Integra Systems, Inc. recently viewed the episode of of Homeland where it shows the apparent host hacking into a pacemaker. This week I read an article in a IT magazine that was a reference to this where apparently several authors talk about how implantable medical device security could be exploited. Also this article in general touts that networked medical devices wired and wireless are very vulnerable.
Implantable medical device companies as well as medical device companies look at the following: Safety and reliability has everything to do with system engineering, design controls, hazards analysis, requirements & traceability, and overall quality system controls. Security and privacy requires similar quality system controls, but different mitigations than safety and reliability.

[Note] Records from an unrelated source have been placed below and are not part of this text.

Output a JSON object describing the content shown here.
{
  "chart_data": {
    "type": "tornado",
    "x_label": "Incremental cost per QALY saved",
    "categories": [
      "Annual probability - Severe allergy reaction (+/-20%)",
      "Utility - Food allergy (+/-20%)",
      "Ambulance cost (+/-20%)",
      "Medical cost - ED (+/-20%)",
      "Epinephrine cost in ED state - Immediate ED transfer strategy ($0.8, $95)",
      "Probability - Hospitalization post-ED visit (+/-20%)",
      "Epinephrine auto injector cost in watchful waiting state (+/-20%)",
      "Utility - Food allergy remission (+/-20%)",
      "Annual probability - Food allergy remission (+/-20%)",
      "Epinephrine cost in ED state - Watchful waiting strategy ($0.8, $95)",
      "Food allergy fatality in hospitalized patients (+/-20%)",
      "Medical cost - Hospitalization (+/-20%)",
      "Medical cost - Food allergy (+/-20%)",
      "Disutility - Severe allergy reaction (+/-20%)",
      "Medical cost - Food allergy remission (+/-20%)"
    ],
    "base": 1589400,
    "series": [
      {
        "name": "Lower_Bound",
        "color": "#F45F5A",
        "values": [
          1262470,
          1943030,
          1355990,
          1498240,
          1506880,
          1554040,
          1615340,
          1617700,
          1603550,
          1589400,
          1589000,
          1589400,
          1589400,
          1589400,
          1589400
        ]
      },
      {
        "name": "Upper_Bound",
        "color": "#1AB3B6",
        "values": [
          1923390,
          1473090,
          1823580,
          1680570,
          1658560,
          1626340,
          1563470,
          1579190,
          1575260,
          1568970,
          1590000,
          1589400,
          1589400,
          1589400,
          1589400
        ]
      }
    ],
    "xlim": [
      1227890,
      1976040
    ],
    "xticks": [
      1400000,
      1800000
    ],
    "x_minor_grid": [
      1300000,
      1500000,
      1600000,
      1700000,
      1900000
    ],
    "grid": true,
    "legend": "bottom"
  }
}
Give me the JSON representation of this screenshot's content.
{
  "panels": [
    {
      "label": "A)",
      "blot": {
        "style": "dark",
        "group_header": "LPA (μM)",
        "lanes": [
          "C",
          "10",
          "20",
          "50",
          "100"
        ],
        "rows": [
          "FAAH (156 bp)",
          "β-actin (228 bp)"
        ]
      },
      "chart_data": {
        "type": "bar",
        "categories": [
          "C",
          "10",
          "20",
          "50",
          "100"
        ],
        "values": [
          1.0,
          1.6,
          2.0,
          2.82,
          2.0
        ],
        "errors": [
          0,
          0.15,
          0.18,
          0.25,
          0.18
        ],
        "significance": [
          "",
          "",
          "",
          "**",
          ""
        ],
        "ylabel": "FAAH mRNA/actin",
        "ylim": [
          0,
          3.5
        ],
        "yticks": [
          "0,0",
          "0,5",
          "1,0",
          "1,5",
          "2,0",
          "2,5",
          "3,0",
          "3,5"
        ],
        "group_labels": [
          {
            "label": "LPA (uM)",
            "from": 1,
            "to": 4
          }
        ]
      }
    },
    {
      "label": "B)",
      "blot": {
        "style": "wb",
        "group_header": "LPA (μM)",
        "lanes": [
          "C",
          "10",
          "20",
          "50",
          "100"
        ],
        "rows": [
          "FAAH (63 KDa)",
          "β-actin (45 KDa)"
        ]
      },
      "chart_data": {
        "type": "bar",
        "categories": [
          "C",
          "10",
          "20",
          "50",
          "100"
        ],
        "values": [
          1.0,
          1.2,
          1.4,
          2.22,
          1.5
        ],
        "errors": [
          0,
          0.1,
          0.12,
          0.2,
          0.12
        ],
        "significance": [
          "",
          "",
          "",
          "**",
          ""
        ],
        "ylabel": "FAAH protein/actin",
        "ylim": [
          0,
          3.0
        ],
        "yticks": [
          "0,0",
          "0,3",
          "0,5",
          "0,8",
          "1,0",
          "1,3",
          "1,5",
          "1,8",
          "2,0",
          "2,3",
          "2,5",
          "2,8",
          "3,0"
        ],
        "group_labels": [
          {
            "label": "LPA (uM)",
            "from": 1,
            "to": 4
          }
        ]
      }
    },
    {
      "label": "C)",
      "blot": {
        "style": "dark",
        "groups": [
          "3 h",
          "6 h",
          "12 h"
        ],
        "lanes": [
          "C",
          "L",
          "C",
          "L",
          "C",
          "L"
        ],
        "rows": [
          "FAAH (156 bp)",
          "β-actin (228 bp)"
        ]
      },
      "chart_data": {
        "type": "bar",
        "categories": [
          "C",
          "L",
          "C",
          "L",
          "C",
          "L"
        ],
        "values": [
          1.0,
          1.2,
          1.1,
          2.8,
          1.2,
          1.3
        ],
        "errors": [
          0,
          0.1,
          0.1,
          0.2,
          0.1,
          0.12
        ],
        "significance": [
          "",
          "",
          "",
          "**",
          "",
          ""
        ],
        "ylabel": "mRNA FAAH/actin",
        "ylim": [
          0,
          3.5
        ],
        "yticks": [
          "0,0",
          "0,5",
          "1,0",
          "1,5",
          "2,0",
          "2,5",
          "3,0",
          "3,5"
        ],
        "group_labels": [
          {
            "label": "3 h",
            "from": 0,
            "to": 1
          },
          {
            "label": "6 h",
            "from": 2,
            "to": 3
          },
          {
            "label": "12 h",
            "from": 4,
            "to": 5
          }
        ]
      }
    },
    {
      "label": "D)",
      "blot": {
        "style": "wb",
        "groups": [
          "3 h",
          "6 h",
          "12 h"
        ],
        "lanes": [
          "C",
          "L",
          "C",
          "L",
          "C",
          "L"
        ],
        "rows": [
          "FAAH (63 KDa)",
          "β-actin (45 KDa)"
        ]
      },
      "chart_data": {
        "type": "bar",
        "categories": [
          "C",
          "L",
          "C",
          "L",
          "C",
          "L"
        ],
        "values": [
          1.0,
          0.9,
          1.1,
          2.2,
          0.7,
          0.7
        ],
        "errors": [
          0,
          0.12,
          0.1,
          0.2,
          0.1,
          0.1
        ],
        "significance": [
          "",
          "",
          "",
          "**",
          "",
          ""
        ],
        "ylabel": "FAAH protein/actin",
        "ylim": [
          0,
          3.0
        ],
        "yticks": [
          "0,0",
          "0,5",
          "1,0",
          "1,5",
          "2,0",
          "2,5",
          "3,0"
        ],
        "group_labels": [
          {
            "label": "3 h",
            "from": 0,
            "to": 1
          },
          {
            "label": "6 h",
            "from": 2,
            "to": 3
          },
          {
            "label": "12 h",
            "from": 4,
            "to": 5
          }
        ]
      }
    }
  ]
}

As one who has been in the cardiac pacing industry, what was shown on Homeland is science fiction. First for a pacemaker to actually have it's parameters to be changed, it has to be interrogated. This requires a specific proprietary programmer only to that company, be used with only that device and/or specific models. These programmers are controlled devices and requires multiple levels of security inherent in use. It then requires a programming head to be put on the patient's chest that activates a reed switch which places the pacemaker in an specific mode so that the parameters can be read. A magnet in the programming head activates this switch. Then and only then on the programmer can you make changes, and then these changes can be inputted into the device. The programming head must in place over the patient's chest for this to occur. In terms of monitoring the pacemaker while implanted, this only unidirectional, not duplex communications. There are all kinds of safety mechanisms and interlocks in place and our previous Vice President, Dick Cheney has had a pacemaker in place for years. You can imagine the level of scrutiny regarding his care. There are ten's of thousands of pacemakers and ICD(s), (implantable cardiac defibrillators) that have been implanted over the years and there has "never" been in instance of a pacemaker being hacked into that was implanted in a patient.
All enterprise grade embedded wireless 802.11a/b/g/n has to subscribe to WPA2. (See attached). Cisco Systems, Aruba Networks, Motorola, etc., all have as a part of their enterprise solutions sophisticated WLAN IDS (Intrusion Detection Systems). So for any person to tamper with or get into the embedded OS of a medical device, then would have to get around all the enterprise grade security in place.As I tell folks pretty much all the financial transactions of NASDAQ and NYSE amounting to million of $$ each day goes through a secure and bullet proof wireless network. I would suspect if someone wanted to hack into this network..well it may be a little more higher on the radar screen. As a side, Integra Systems, Inc., had to finish a WLAN design on highly secure government facility. We had to demonstrate that security on multiple levels was in place.